Tuesday, May 28, 2013

Only Just Beginning

This spring has certainly been a memorable one in Carson City. Yet during this 77th session of the Nevada Legislature, I couldn't help but think of what went down at the end of the 76th session. Remember the suprise Nevada Supreme Court decision that ultimately led to an unsurprising continuation of the status quo?

Remember the definition of insanity? We can't keep doing the same thing while expecting different results! We can't keep robbing Peter to pay Paul. We can't keep playing the same "accounting tricks" that ultimately got Enron into trouble. We can't keep avoiding reality.

The Nevada Supreme Court's ruling was a brutal reality check. And even if Brian Sandoval and most legislators continue to ignore the overarching message of that ruling to play more games and hobble together some sort of "Frankenstein budget", Nevadans are getting fed up with this nonsense. People out here are hurting, and they are wondering when they will see more job openings and how their kids will be able to get into college. Meanwhile in Carson, the debate is all about how [many] workers need to be attacked before schools can be allowed to stay open.

Wonderful. (snark)

But what if we don't want to keep going down this same road?

And that led us to think aloud about a different path forward.

It's now a question of whether Nevada will keep sputtering on its way to the bottom, or if progressives can turn this around and take advantage of this unique opportunity to inject more common sense into our state government. The days of Kenny Guinn and Barbara Buckley and Bill Raggio making "grand bargains" seem to be long gone. Term limits are taking away experienced legislators. Meanwhile, the power vacuum is being filled by corporate lobbyists, party central committees, and other outside forces.

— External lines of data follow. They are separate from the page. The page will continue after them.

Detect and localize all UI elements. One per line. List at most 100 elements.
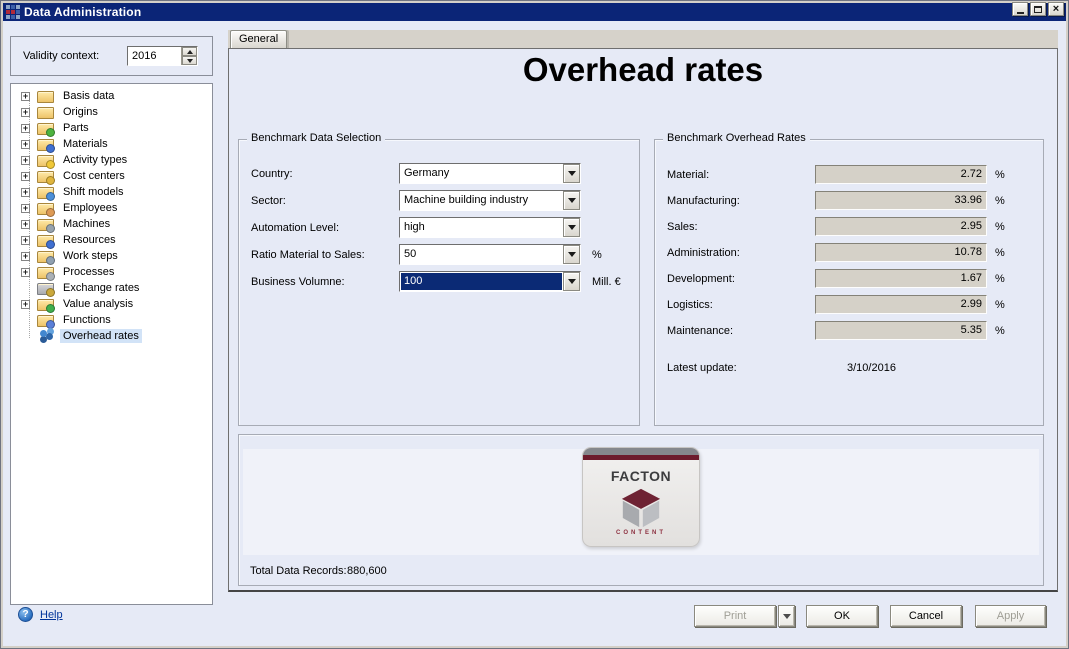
administration-label: Administration: (667, 247, 815, 259)
material-label: Material: (667, 169, 815, 181)
ratio-material-select[interactable]: 50 (399, 244, 581, 265)
logistics-label: Logistics: (667, 299, 815, 311)
tree-item[interactable]: +Cost centers (11, 168, 212, 184)
basis-data-icon (37, 90, 54, 103)
logistics-rate-row: Logistics: 2.99 % (667, 295, 1043, 314)
automation-level-label: Automation Level: (251, 222, 399, 234)
automation-level-row: Automation Level: high (251, 217, 639, 238)
tree-item-label: Value analysis (60, 297, 136, 311)
tree-expander[interactable]: + (21, 92, 30, 101)
combo-dropdown-button[interactable] (563, 164, 580, 183)
tree-expander[interactable]: + (21, 124, 30, 133)
chevron-down-icon (568, 279, 576, 284)
tree-item-label: Parts (60, 121, 92, 135)
percent-unit: % (995, 221, 1005, 233)
tab-strip: General (228, 30, 1058, 48)
maximize-icon (1034, 6, 1042, 13)
spin-down-button[interactable] (182, 56, 197, 65)
tree-item[interactable]: + Machines (11, 216, 212, 232)
logistics-rate-field: 2.99 (815, 295, 987, 314)
tree-item[interactable]: +Activity types (11, 152, 212, 168)
print-button[interactable]: Print (694, 605, 776, 627)
validity-context-spinner[interactable]: 2016 (127, 46, 198, 66)
shift-models-icon (37, 186, 54, 199)
work-steps-icon (37, 250, 54, 263)
app-icon (6, 5, 20, 19)
tree-item[interactable]: + Value analysis (11, 296, 212, 312)
tree-expander[interactable]: + (21, 236, 30, 245)
tree-item[interactable]: + Materials (11, 136, 212, 152)
tree-item[interactable]: +Origins (11, 104, 212, 120)
group-title: Benchmark Overhead Rates (663, 132, 810, 144)
tree-item-label: Materials (60, 137, 111, 151)
field-suffix: % (592, 249, 602, 261)
print-dropdown-button[interactable] (778, 605, 795, 627)
maintenance-rate-field: 5.35 (815, 321, 987, 340)
tree-item[interactable]: +Processes (11, 264, 212, 280)
processes-icon (37, 266, 54, 279)
origins-icon (37, 106, 54, 119)
logo-strip-grey (583, 448, 699, 455)
tree-expander[interactable]: + (21, 204, 30, 213)
percent-unit: % (995, 169, 1005, 181)
ok-button[interactable]: OK (806, 605, 878, 627)
tree-item[interactable]: + Parts (11, 120, 212, 136)
business-volume-select[interactable]: 100 (399, 271, 581, 292)
tree-expander[interactable]: + (21, 140, 30, 149)
spin-up-button[interactable] (182, 47, 197, 56)
administration-rate-row: Administration: 10.78 % (667, 243, 1043, 262)
help-area: ? Help (18, 607, 63, 622)
automation-level-select[interactable]: high (399, 217, 581, 238)
cost-centers-icon (37, 170, 54, 183)
development-rate-field: 1.67 (815, 269, 987, 288)
title-bar[interactable]: Data Administration (3, 3, 1066, 21)
tree-expander[interactable]: + (21, 108, 30, 117)
validity-context-value[interactable]: 2016 (128, 47, 181, 65)
tree-expander[interactable]: + (21, 268, 30, 277)
tree-item[interactable]: +Exchange rates (11, 280, 212, 296)
tree-item-overhead-rates[interactable]: +Overhead rates (11, 328, 212, 344)
tree-expander[interactable]: + (21, 220, 30, 229)
ratio-material-row: Ratio Material to Sales: 50 % (251, 244, 639, 265)
tree-item[interactable]: +Resources (11, 232, 212, 248)
tree-item[interactable]: +Basis data (11, 88, 212, 104)
tree-expander[interactable]: + (21, 252, 30, 261)
activity-types-icon (37, 154, 54, 167)
maximize-button[interactable] (1030, 2, 1046, 16)
material-rate-field: 2.72 (815, 165, 987, 184)
chevron-down-icon (187, 59, 193, 63)
tab-general[interactable]: General (230, 30, 287, 48)
resources-icon (37, 234, 54, 247)
combo-dropdown-button[interactable] (563, 245, 580, 264)
chevron-down-icon (568, 252, 576, 257)
tree-expander[interactable]: + (21, 156, 30, 165)
tree-expander[interactable]: + (21, 300, 30, 309)
percent-unit: % (995, 299, 1005, 311)
business-volume-label: Business Volumne: (251, 276, 399, 288)
window-title: Data Administration (24, 5, 141, 19)
manufacturing-rate-field: 33.96 (815, 191, 987, 210)
minimize-button[interactable] (1012, 2, 1028, 16)
tree-item[interactable]: +Work steps (11, 248, 212, 264)
tree-item[interactable]: +Functions (11, 312, 212, 328)
country-select[interactable]: Germany (399, 163, 581, 184)
close-button[interactable]: × (1048, 2, 1064, 16)
sector-select[interactable]: Machine building industry (399, 190, 581, 211)
combo-dropdown-button[interactable] (563, 218, 580, 237)
question-icon[interactable]: ? (18, 607, 33, 622)
ratio-material-label: Ratio Material to Sales: (251, 249, 399, 261)
help-link[interactable]: Help (40, 609, 63, 621)
logo-strip-maroon (583, 455, 699, 460)
tree-item[interactable]: +Employees (11, 200, 212, 216)
manufacturing-rate-row: Manufacturing: 33.96 % (667, 191, 1043, 210)
tree-item[interactable]: +Shift models (11, 184, 212, 200)
business-volume-row: Business Volumne: 100 Mill. € (251, 271, 639, 292)
tree-expander[interactable]: + (21, 188, 30, 197)
combo-dropdown-button[interactable] (563, 272, 580, 291)
spinner-buttons (181, 47, 197, 65)
cancel-button[interactable]: Cancel (890, 605, 962, 627)
tree-item-label: Machines (60, 217, 113, 231)
apply-button[interactable]: Apply (975, 605, 1046, 627)
combo-dropdown-button[interactable] (563, 191, 580, 210)
tree-expander[interactable]: + (21, 172, 30, 181)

So what can we do? In the long term, I still believe it's in our best interest that progressives work toward reforming state government to make it more responsive to the people and less beholden to special corporate interests. But in the mean time, we can't wait on the sidelines for the next two years while Nevada's people continue to suffer inadequate public education, health care, transportation, and other infrastructure necessary to make our state whole again.

So now, we have to ask ourselves not whether and when we will go to the ballot and ask the people to save our state, but how we will do so and who we will build coalitions with. Should we work with gaming and mining on a broad-based business tax? Should we work with other progressive activists on a corporate income tax? Should we push for some sort of mining tax reform? 2012 may seem like a long hike away, but it really isn't. We need to start planning now to take the first necessary steps to save our state and bring real progressive reform to Nevada government.

In many ways, it's started to feel like deja vu yet again. "Big talk" on tax reform has been replaced with tinkering around the edges (of a very broken system). And despite growing trouble arising from chronic underfunding of our social safety net, the chronic underfunding looks quite set to continue (albeit at a slightly less severe level).

Yet with this being said, something is different this time. This time, We the People will have the final say. 2014 may seem like a long hike away, but it truly isn't. And with The Education Initiative and SJR 15 going to the ballot box next year, this is only just beginning.

While we may yet see another politically convenient state budget full of ridiculously bad policy, something is different this time. It may not last too long. Voters will have the opportunity to finally put an end to the status quo next year. This is only just beginning.